He obviously doesn't believe what he's saying, hence his refusal to go "on record" under his own name - he can always change his mind later without anyone accusing him of indecisiveness or flip-flopping.

the anecdotal tends to pop-up here and there, liberally sprinkling insults upon anybody who has the temerity to agree with the Prime Minister.

8:20 pm, November 22, 2006

 
Anonymous Anonymous said...

Seriously, what is wrong with these people. We need nukes more than we ever have.

I just wish we made them ourselves.

9:52 pm, November 22, 2006

 
Anonymous Anonymous said...

Right, nice one. Why do we need more nukes than we ever have? The warfare which we are currently engaged in is apparently against terrorism. Given that it has no state organisation and no identified geographical area, who would we attack with nuclear missiles?

Obviously Luke would potentially like to use them against China and Russia, in the eventuality of a 'struggle for mineral resources'. But if there was a dirty bomb attack by a british born bomber where exactly would we attack?
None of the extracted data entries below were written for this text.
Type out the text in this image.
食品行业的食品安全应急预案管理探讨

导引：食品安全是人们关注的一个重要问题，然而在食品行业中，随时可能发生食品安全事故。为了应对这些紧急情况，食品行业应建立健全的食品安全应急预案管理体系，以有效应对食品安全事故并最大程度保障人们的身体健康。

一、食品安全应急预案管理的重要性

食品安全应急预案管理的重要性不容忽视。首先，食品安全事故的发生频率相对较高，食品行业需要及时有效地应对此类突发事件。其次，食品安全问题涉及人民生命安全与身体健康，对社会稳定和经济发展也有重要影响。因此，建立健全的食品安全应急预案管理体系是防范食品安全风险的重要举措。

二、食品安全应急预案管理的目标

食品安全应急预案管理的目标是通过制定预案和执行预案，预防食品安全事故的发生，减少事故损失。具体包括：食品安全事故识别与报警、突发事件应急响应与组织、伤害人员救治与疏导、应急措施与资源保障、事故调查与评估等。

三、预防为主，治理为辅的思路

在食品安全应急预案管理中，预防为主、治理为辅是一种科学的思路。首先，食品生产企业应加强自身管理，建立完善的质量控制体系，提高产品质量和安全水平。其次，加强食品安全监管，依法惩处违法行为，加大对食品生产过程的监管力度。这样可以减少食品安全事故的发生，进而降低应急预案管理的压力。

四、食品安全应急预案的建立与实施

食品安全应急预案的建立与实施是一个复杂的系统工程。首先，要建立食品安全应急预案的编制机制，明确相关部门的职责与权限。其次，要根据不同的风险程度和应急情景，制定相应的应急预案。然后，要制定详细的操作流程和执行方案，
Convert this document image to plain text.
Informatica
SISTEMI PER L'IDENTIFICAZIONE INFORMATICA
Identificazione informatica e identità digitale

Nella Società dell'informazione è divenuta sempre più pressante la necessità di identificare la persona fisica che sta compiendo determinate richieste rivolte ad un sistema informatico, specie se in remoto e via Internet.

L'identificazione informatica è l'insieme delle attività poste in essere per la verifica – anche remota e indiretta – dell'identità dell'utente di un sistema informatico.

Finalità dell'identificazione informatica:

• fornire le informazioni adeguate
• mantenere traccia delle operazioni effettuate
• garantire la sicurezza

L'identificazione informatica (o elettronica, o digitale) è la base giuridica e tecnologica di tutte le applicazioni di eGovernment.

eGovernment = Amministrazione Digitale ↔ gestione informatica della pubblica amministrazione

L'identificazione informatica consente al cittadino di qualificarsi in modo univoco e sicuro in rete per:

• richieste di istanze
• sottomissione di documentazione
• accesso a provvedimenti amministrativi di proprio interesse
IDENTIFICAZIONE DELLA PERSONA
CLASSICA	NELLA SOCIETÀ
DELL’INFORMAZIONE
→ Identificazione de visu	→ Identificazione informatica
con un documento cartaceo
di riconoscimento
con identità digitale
Leeds?

Surely it would be better to invest in intelligence and surveillance?

10:34 pm, November 22, 2006

 
Blogger Benjamin said...

Interesting that you see this in almost conspiratorial terms, Luke. All this talk about "reverting to type" and concern over the purity of the New Labour project.

As you may have noticed, previous Labour policy (that you reference) was formed in the 1980s about the UK's weapons then.
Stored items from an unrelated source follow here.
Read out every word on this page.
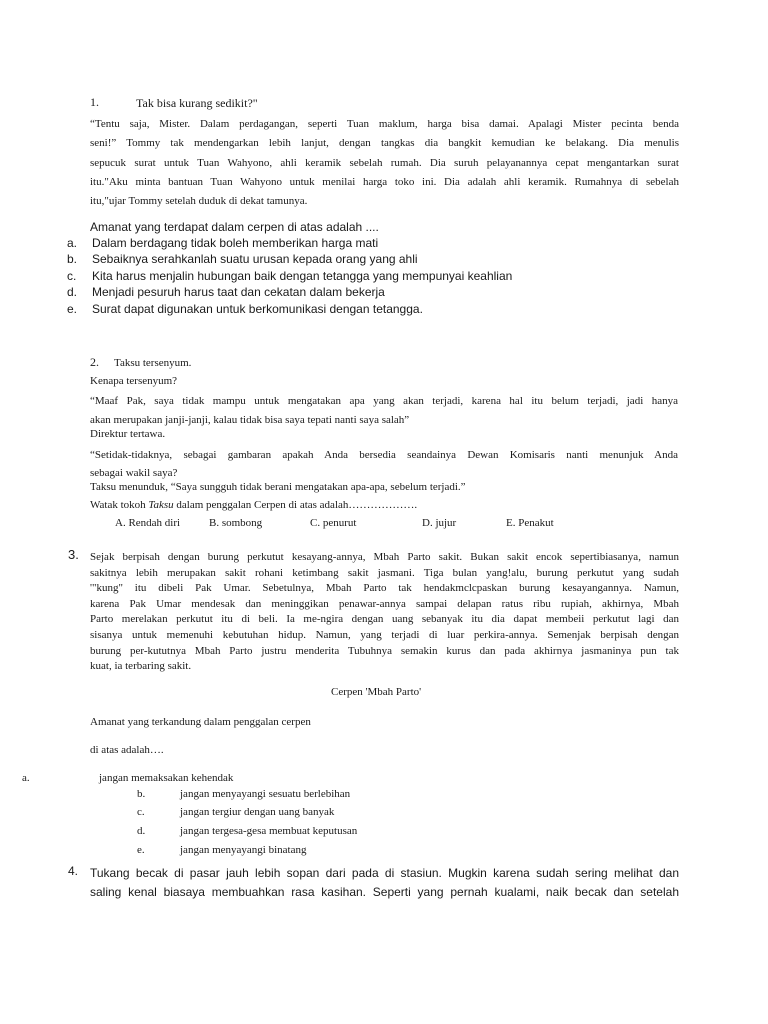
1.	Tak bisa kurang sedikit?"
“Tentu saja, Mister. Dalam perdagangan, seperti Tuan maklum, harga bisa damai. Apalagi Mister pecinta benda
seni!” Tommy tak mendengarkan lebih lanjut, dengan tangkas dia bangkit kemudian ke belakang. Dia menulis
sepucuk surat untuk Tuan Wahyono, ahli keramik sebelah rumah. Dia suruh pelayanannya cepat mengantarkan surat
itu."Aku minta bantuan Tuan Wahyono untuk menilai harga toko ini. Dia adalah ahli keramik. Rumahnya di sebelah
itu,"ujar Tommy setelah duduk di dekat tamunya.
Amanat yang terdapat dalam cerpen di atas adalah ....
a. Dalam berdagang tidak boleh memberikan harga mati
b. Sebaiknya serahkanlah suatu urusan kepada orang yang ahli
c. Kita harus menjalin hubungan baik dengan tetangga yang mempunyai keahlian
d. Menjadi pesuruh harus taat dan cekatan dalam bekerja
e. Surat dapat digunakan untuk berkomunikasi dengan tetangga.
2. Taksu tersenyum.
Kenapa tersenyum?
“Maaf Pak, saya tidak mampu untuk mengatakan apa yang akan terjadi, karena hal itu belum terjadi, jadi hanya
akan merupakan janji-janji, kalau tidak bisa saya tepati nanti saya salah”
Direktur tertawa.
“Setidak-tidaknya, sebagai gambaran apakah Anda bersedia seandainya Dewan Komisaris nanti menunjuk Anda
sebagai wakil saya?
Taksu menunduk, “Saya sungguh tidak berani mengatakan apa-apa, sebelum terjadi.”
Watak tokoh Taksu dalam penggalan Cerpen di atas adalah……………….
A. Rendah diri	B. sombong	C. penurut	D. jujur	E. Penakut
3. Sejak berpisah dengan burung perkutut kesayang-annya, Mbah Parto sakit. Bukan sakit encok sepertibiasanya, namun
sakitnya lebih merupakan sakit rohani ketimbang sakit jasmani. Tiga bulan yang!alu, burung perkutut yang sudah
'"kung" itu dibeli Pak Umar. Sebetulnya, Mbah Parto tak hendakmclcpaskan burung kesayangannya. Namun,
karena Pak Umar mendesak dan meninggikan penawar-annya sampai delapan ratus ribu rupiah, akhirnya, Mbah
Parto merelakan perkutut itu di beli. Ia me-ngira dengan uang sebanyak itu dia dapat membeii perkutut lagi dan
sisanya untuk memenuhi kebutuhan hidup. Namun, yang terjadi di luar perkira-annya. Semenjak berpisah dengan
burung per-kututnya Mbah Parto justru menderita Tubuhnya semakin kurus dan pada akhirnya jasmaninya pun tak
kuat, ia terbaring sakit.
Cerpen 'Mbah Parto'
Amanat yang terkandung dalam penggalan cerpen
di atas adalah….
a.	jangan memaksakan kehendak
b.	jangan menyayangi sesuatu berlebihan
c.	jangan tergiur dengan uang banyak
d.	jangan tergesa-gesa membuat keputusan
e.	jangan menyayangi binatang
4. Tukang becak di pasar jauh lebih sopan dari pada di stasiun. Mugkin karena sudah sering melihat dan
saling kenal biasaya membuahkan rasa kasihan. Seperti yang pernah kualami, naik becak dan setelah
Now, as we run up to the time when they have to be renewed (or not) a new discussion takes place because we are living in changed times and we are dealing with large sums of taxpayers money.

That is natural and democratic, and the party should be able to have a mature discussion about it without silly carping and dark muttering about the purity of the New Labour project and "reverting to type".

Hey, here's a thing: how about having a calm discussion on the issues, rather than automatically trying to smear or pigeonhole folk?

Is that possible?

5:41 am, November 23, 2006

 
Blogger Benjamin said...

Sham

You are quick to insult, of course, but there are legitimate and understandable reasons why folk may want to be anonymous on the internet.

5:43 am, November 23, 2006

 
Anonymous Anonymous said...

I've never understood it, but I can vouch for Luke's longstanding interest in defence issues, long before they were fashionable.

The very first time I met Luke in 1993, when I was a first year at university, and before I even knew the name of the opinionated red haired menance, it took precisely half a beer before hearing his rather forthright views on the Navy, and the need for more battleships. It was quite distinctive.

7:56 am, November 23, 2006

 
Anonymous Anonymous said...

Luke - I would be appalled if any members of the Cabinet did not have reservations about the decision to renew Trident.

You and I can afford entrenched views on the subject, because we don't have to make the decision.

And my entrenched view, rather conveniently, is also a moral one, so even if I were making the decision it would be black and white - having weapons of mass destruction is wrong (before making a cogent and incisive political, economic and diplomatic case against the bomb!)

But the alternative view in the party (even in '88) has - apart from you!!! - been one of multilateralism, and therefore not one of a kneejerk "yes" to nukes at every turn.

Cabinet members would be committing to massive outlay of public money for something that will never be used. They may come to the conclusion that they think it has to be spent anyway, but if they do that without reservations and without rather more than reservations actually, I'd be horrified.

If we do this thing, every time we make a decision that something can't be paid for, this one decision will have massively impacted upon it. Now I could go into my reasons for thinking the thing wrong and pointless here (although a debate with Luke about nukes is not a thrilling prospect!) - but if any minister has made a snap decision in favour of spending this money on hugely dangerous, useless military hardware LIGHTLY, I don't think they should keep their job.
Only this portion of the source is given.